Helsinki - We took a tour, which took us through the city out to the old village of Purvo (cobblestones) and then on to horse farm in the countryside. There we had a country lunch with home made beer. There were three steps to get in the back door. Then on to the Rock Church in Helsinki, which is accessible,
St. Petersburg - 2 Days with lots to see. Day 1 we toured the Peter and Paul Fortress in the morning. Lots of cobblestones but our neighbor Dan pushed me all over the fort grounds. We had lunch with Russian entertainment at an accessible (elevator) restaurant. After lunch we went to the Hermitage. To get in, Dan and volunteers from our tour group carried me (in my wheelchair) up about 10 stairs at the entrance. Once inside there were elevators and accessible restrooms. Part of the Hermitage was the private museum of Czarina Catherine the Great. WOW
Day 2 we toured Catherine’s Palace in the morning. Not the least accessible. The palace is opulent. Again Dan and the tour volunteers carried me (in my wheelchair) up and down many stairs. Lunch with entertainment on the Palace grounds. We had an afternoon tour of the Grand Palace and Gardens (built for Peter the Great) at Peterhof located outside St. Petersburg. Not the least accessible. It is another opulent palace with beautiful gardens and many fountains. Again Dan and the tour volunteers carried me (in my wheelchair) up and down the stairs.
Tallinn I did not get off the ship. To get to the Old Town (the only attraction) you have to go uphill on cobblestones. Not worth the effort. This also gave Dan a chance to recover from St. Petersburg.
Gdynia and Gdansk Very challenging port stop. My wife and I and our neighbors were booked on a tour of Gdansk. Just when I rolled up to the amidships elevators (the only ones that would take me down to the accessible exit gangway) the elevators were turned OFF (terrible scheduling) because the ship was having a crew safety drill. I was stuck. We called the tour staff; Our friends were on the bus looking for us. Dan even came back on the ship to try to find us, but could not. The tour bus left without us. After listening to many lame excuses from the tour director we were give a complementary shorter tour of the Old Town of Gdansk.

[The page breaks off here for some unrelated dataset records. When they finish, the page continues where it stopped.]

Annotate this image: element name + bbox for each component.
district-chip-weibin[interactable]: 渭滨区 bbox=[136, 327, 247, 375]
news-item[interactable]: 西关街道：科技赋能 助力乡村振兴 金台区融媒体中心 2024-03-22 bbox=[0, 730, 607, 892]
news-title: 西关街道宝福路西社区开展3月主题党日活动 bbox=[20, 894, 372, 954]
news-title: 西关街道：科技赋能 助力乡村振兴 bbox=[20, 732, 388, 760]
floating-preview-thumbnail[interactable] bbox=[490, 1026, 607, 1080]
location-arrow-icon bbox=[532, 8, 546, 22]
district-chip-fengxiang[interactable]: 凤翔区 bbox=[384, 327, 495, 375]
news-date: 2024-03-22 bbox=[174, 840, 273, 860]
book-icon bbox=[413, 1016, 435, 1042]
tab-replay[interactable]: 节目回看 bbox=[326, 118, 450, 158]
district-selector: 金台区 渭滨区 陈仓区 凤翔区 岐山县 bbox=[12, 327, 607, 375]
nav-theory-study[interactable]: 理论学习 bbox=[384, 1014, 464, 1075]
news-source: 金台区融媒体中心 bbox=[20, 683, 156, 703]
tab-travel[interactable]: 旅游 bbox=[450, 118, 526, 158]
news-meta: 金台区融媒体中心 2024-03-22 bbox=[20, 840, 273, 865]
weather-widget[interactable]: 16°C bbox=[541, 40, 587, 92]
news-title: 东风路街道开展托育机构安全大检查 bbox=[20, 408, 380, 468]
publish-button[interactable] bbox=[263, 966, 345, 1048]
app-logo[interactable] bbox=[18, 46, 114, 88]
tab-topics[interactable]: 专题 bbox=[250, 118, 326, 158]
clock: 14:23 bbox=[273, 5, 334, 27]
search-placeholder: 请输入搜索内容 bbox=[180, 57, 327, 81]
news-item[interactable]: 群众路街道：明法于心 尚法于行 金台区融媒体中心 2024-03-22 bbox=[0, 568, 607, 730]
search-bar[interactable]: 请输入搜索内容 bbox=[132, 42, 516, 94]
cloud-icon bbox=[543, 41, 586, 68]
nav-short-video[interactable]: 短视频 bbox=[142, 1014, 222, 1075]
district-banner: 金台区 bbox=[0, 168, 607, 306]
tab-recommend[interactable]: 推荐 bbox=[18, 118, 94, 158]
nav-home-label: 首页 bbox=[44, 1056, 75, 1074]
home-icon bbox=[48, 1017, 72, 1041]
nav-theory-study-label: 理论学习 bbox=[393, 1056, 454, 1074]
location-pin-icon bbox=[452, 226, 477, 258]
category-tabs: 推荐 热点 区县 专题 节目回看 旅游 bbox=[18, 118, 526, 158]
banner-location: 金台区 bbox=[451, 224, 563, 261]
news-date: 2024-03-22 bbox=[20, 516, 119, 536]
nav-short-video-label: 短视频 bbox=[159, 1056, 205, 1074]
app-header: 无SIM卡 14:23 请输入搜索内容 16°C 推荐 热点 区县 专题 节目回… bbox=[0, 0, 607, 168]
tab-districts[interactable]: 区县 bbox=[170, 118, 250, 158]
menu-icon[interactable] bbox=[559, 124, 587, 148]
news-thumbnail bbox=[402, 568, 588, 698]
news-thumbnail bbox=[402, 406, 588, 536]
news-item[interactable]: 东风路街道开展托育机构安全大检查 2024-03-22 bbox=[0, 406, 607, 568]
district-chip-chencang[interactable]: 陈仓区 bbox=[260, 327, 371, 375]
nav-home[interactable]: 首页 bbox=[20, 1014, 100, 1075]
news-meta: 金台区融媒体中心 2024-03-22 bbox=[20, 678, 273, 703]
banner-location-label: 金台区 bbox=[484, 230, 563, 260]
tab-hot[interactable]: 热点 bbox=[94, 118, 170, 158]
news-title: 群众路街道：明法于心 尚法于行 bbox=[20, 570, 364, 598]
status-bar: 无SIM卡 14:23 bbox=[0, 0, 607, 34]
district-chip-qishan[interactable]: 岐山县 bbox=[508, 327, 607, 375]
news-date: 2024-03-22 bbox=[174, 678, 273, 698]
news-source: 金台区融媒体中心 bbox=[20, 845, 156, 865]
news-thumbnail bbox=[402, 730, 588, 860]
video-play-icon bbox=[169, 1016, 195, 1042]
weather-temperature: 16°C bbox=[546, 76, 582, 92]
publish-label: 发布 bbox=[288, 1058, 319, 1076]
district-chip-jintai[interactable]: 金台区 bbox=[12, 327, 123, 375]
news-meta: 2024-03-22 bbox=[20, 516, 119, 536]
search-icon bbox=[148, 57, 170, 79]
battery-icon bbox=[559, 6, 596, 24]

The Old Town is a totally new reconstruction, but very faithful to how it looked before WW II. A lot of cobblestones and all the stores and restaurants had stairs at the entrance.
Oslo We took a tour of three ship museums, all were accessible. The first had two well-preserved Viking ships. One was a Queen’s burial ship and contained many artifacts which were on display. The second displayed the Kon Tiki raft that sailed across the Pacific. The third displayed the Fram, which was used by early Artic explorers.
Conclusion – Accessibility is good in Oslo and Stockholm, very poor in the other cities. I was extremely fortunate to have Dan on the cruise and many thanks to him and the volunteers who carried me up and down the stairs.